Friday Friends: 10 Gunslinging Outlaws of the American Wild West
CowboySpirit.TV- This week's edition of Friday Friends features an article from Listverse.com, "10 Gunslinging Outlaws of the American Wild West" written by Nicosia.
The American Wild West includes the history, folklore, people, and events of the mid-1800s to the beginning of the 20th century (though some people date it up to the 1920s). During this time of expansion from coast to coast, many people rose to fame through their exciting (and often illegal) lives. We still remember these men and women today and this list looks at ten of the most fascinating and memorable.
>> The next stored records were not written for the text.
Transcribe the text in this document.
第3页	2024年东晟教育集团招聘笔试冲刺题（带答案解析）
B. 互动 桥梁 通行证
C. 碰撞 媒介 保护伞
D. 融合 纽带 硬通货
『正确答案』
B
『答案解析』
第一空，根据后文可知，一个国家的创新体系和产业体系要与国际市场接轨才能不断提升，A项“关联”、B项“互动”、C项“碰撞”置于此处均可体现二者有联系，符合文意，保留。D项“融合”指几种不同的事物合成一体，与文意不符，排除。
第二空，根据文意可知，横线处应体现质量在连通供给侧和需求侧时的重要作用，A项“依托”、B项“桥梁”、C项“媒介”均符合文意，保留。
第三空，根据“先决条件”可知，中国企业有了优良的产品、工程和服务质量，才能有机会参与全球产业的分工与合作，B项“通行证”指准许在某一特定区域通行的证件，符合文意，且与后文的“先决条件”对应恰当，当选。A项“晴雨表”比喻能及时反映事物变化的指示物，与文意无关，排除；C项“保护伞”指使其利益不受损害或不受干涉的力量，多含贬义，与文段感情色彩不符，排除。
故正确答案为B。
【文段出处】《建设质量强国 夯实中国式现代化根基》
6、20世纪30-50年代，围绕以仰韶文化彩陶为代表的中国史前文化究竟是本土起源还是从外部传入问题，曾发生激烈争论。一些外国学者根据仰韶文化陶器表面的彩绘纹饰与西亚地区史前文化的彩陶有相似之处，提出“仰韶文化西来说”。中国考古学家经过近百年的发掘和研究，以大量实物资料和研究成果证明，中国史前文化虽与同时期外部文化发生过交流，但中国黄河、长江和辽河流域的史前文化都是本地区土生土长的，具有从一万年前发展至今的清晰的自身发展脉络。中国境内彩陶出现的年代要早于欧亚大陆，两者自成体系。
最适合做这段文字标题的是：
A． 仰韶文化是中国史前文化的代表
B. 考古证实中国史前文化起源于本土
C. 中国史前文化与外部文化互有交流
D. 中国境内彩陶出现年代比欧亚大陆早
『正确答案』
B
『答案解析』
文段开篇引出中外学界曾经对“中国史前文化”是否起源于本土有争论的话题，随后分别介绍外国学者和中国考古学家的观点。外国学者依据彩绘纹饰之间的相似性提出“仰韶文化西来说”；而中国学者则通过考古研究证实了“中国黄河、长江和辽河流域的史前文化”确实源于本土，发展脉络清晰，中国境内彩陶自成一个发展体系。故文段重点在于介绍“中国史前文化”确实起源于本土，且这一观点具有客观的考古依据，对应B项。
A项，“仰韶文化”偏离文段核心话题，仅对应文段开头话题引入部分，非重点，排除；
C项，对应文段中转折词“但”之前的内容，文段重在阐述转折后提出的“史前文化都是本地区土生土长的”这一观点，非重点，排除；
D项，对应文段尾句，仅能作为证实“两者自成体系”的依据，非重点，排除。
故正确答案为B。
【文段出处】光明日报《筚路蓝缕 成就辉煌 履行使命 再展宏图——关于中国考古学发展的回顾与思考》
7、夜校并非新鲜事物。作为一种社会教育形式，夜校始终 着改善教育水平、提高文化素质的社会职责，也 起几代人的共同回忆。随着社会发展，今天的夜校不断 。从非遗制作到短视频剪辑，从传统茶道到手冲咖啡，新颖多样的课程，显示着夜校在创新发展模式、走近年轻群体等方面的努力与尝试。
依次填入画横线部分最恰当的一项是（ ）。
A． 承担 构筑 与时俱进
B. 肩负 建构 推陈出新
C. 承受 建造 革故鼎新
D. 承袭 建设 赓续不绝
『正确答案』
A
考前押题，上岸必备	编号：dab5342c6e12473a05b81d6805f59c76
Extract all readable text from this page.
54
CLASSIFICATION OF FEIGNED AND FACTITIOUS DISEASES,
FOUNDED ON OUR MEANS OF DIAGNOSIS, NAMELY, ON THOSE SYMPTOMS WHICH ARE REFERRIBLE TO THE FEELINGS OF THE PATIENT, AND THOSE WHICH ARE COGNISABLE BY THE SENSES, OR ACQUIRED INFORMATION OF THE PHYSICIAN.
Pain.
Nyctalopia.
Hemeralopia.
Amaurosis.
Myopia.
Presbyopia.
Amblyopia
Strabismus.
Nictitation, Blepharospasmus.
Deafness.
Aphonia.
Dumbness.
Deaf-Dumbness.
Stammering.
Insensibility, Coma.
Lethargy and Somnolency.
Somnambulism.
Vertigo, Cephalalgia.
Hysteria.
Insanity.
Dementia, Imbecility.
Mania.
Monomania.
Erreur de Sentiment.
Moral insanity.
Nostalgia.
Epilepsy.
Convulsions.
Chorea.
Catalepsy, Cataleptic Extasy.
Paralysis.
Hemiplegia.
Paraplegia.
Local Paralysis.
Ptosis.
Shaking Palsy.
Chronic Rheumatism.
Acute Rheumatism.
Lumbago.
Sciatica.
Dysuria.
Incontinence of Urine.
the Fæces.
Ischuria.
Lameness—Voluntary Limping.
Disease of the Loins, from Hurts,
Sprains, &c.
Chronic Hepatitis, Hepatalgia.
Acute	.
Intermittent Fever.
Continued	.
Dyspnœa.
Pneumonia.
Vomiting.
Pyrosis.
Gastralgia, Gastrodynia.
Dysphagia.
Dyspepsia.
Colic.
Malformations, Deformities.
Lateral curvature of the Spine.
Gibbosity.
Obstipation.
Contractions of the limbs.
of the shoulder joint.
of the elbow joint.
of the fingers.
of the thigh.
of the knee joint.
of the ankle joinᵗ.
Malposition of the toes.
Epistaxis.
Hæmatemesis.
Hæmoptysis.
10. William “Curly Bill” Brocius
“Curly Bill” was so-called because of his head of thick, curly black hair. After the death of “Old Man” Clanton, he became the leader of the “Cowboys” gang of cattle rustlers in Tombstone, Arizona. He also worked for a while as a tax collector for Cochise County Sheriff John Behan. Curly Bill was a heavy drinker who became even more rambunctious when drunk. One night, while drinking with other Cowboys, he was asked by Marshal Fred White to give up his pistol. In handing the gun over to the Marshall, it accidentally discharged, hitting White. Fred White, who had been friendly with Curly Bill, made a statement on his deathbed that he believed the shooting was an accident and Brocius was acquitted. Wyatt Earp testified in his defense, but later shot and killed him in retaliation for the murder of his brother Morgan Earp.